Case ID: ad3d_13/html/0145-01.html
Source: Caselaw Access Project
Author: {"author": "", "license": "Public Domain", "url": "https://static.case.law/"}
Date Created: 2024-08-24T03:29:51.129683

The People of the State of New York, Respondent, v Raymond Brown, Appellant.
    [786 NYS2d 55]
   Judgment, Supreme Court, Bronx County (Phylis Skloot Bamberger, J.), rendered August 9, 2001, convicting defendant, after a jury trial, of two counts each of attempted murder in the second degree and criminal possession of a weapon in the second and third degrees, and sentencing him, as a second felony offender, to an aggregate term of 50 years, and judgment, same court and Justice, rendered August 9, 2001, convicting defendant, upon his plea of guilty, of murder in the second degree, and sentencing him, as a second felony offender, to a concurrent term of 15 years to life, unanimously affirmed.

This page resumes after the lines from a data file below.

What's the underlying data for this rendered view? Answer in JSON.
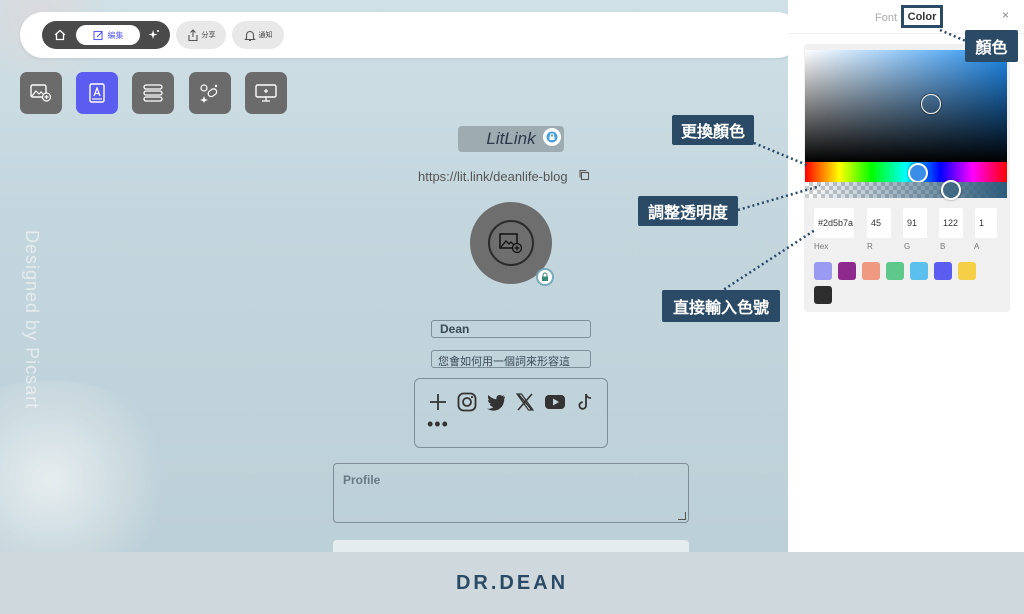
{
  "watermark": "Designed by Picsart",
  "topbar": {
    "edit_label": "編集",
    "share_label": "分享",
    "notify_label": "通知"
  },
  "editor": {
    "logo_text": "LitLink",
    "url": "https://lit.link/deanlife-blog",
    "name": "Dean",
    "description": "您會如何用一個詞來形容這",
    "more": "•••",
    "profile_placeholder": "Profile"
  },
  "panel": {
    "tab_font": "Font",
    "tab_color": "Color",
    "close": "×",
    "hex_value": "#2d5b7a",
    "r_value": "45",
    "g_value": "91",
    "b_value": "122",
    "a_value": "1",
    "hex_label": "Hex",
    "r_label": "R",
    "g_label": "G",
    "b_label": "B",
    "a_label": "A",
    "swatches": [
      "#9a9af2",
      "#8e2a8e",
      "#ef9a80",
      "#5ec78a",
      "#5cc0ee",
      "#5b5cf0",
      "#f5cf45",
      "#2e2e2e"
    ]
  },
  "callouts": {
    "color": "顏色",
    "hue": "更換顏色",
    "alpha": "調整透明度",
    "hex": "直接輸入色號"
  },
  "footer": {
    "brand": "DR.DEAN"
  },
  "colors": {
    "accent": "#5b5cf0",
    "callout": "#2a4a66",
    "current": "#2d5b7a"
  }
}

The court properly granted the People’s challenge made pursuant to Batson v Kentucky (476 US 79 [1986]). The record supports the court’s finding that defense counsel’s purportedly race-neutral reasons for exercising a peremptory challenge were pretextual, and this credibility-based finding is entitled to great deference (see People v Hernandez, 75 NY2d 350 [1990], affd 500 US 352 [1991]). Defense counsel’s various explanations were either contradicted by the panelist’s voir dire responses, or were obvious afterthoughts.

The court properly exercised its discretion in admitting evidence of an uncharged crime in which defendant used a pistol that was scientifically established to be the same weapon used in the charged crimes. At the time this evidence was received, defendant had not conceded the element of identity (see People v Condon, 26 NY2d 139, 142 [1970]), which was still potentially at issue notwithstanding the reference to a justification defense in defendant’s opening statement (see People v Steele, 26 NY2d 526, 529 [1970]). The uncharged crime evidence was highly probative of defendant’s identity, and its probative value outweighed any potential for prejudice, which was minimized by the court’s limiting instruction. In any event, any error in the admission of such evidence was harmless in light of the overwhelming evidence of defendant’s guilt.

We have considered and rejected defendant’s remaining claims, including those contained in his pro se supplemental brief. Concur—Buckley, PJ., Andrias, Sullivan, Ellerin and Williams, JJ.